| 要旨トップ | 目次 | | 日本生態学会第60回全国大会 (2013年3月,静岡) 講演要旨 ESJ60 Abstract |
一般講演(ポスター発表) P2-265 (Poster presentation)
太平洋の縁海である日本海は、特徴的な潮汐を示す。例えば、青森県の太平洋の潮位差は1.5mほどあるのに対して、日本海では40cmほどである。また、日本海では潮位の季節変動が大きく、春の満潮時の汀線が秋の干潮時の汀線よりも低くなることもある。このような日本海沿岸の特徴的な環境は、潮間帯生物の分布に大きな影響を与えていることが考えられる。本研究の目的は北日本海沿岸の潮間帯生物群集の特徴を明らかにすることである。

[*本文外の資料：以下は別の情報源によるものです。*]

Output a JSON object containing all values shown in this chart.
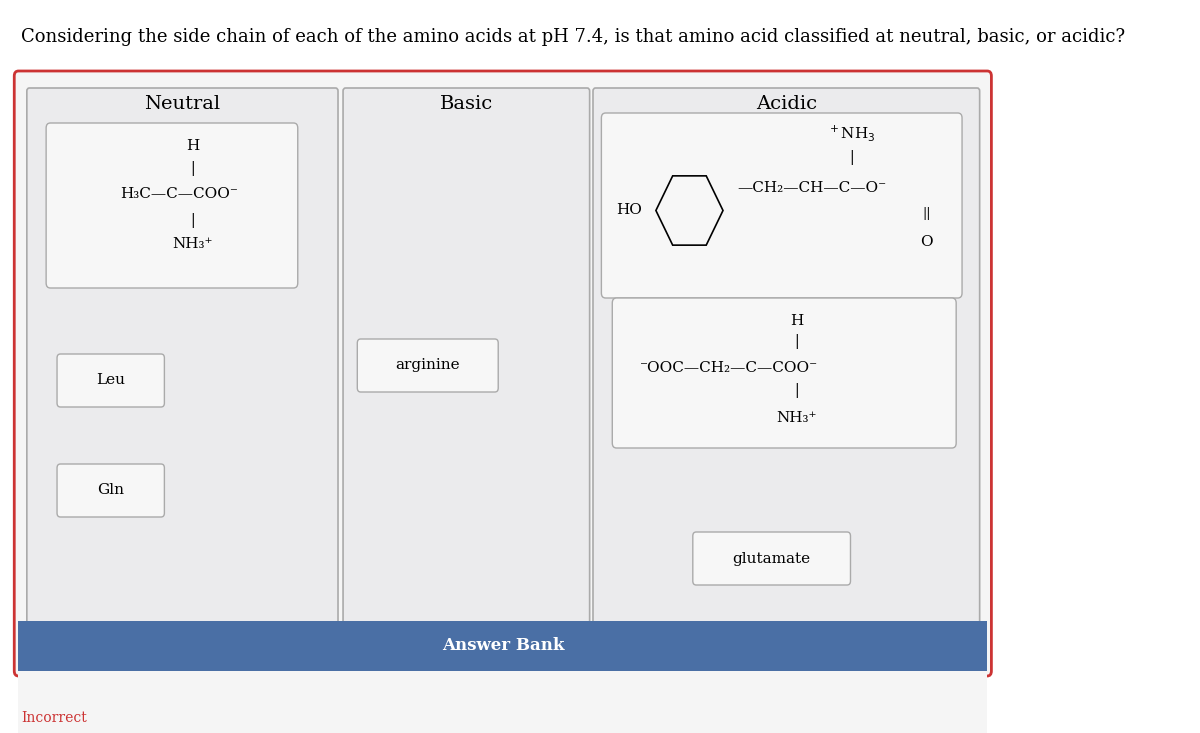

調査は2012年5月~8月に、青森県の日本海沿岸と津軽海峡の開放岩礁性海岸で行った。岩礁の斜面に、海水面から岩礁頂方向に2本のラインを引いた。ライン上の海藻の分布上限を起点とし、下は20cmあるいは30cmまで、上は岩礁頂、あるいはアラレタマキビの分布上限までを調査範囲とした。ラインに沿って縦10cm、横30cmのコドラートを順次設定してその中に出現した表生底生動物の個体数を記録した。
潮間帯群集は、ほとんどの地点で明確な帯状分布を示した。潮間帯下部からその下の海藻帯にはムラサキインコガイの幼稚体とヨロイイソギンチャクが見られた。潮間帯下部から中部にはベッコウガサとコガモガイ類が主に出現した。その上にはイワフジツボが疎らに見られた。潮間帯上部から潮上帯にかけてはアラレタマキビが出現した。
固着性のムラサキインコガイは個体サイズから、青森県日本海沿岸では着底後生残できないことが明らかになった。潮位が周年変動する日本海では、潮位の変動に合わせて移動できるカサガイ類が潮間帯で優占することが示唆された。また、群集構造は矢島ら(1978,1980,1984)の北陸以北の結果とおおむね一致していたことから、日本海北部の岩礁性潮間帯表生底生動物相は、緯度勾配よりも、対馬海流の影響を大きく受けていると考えられた。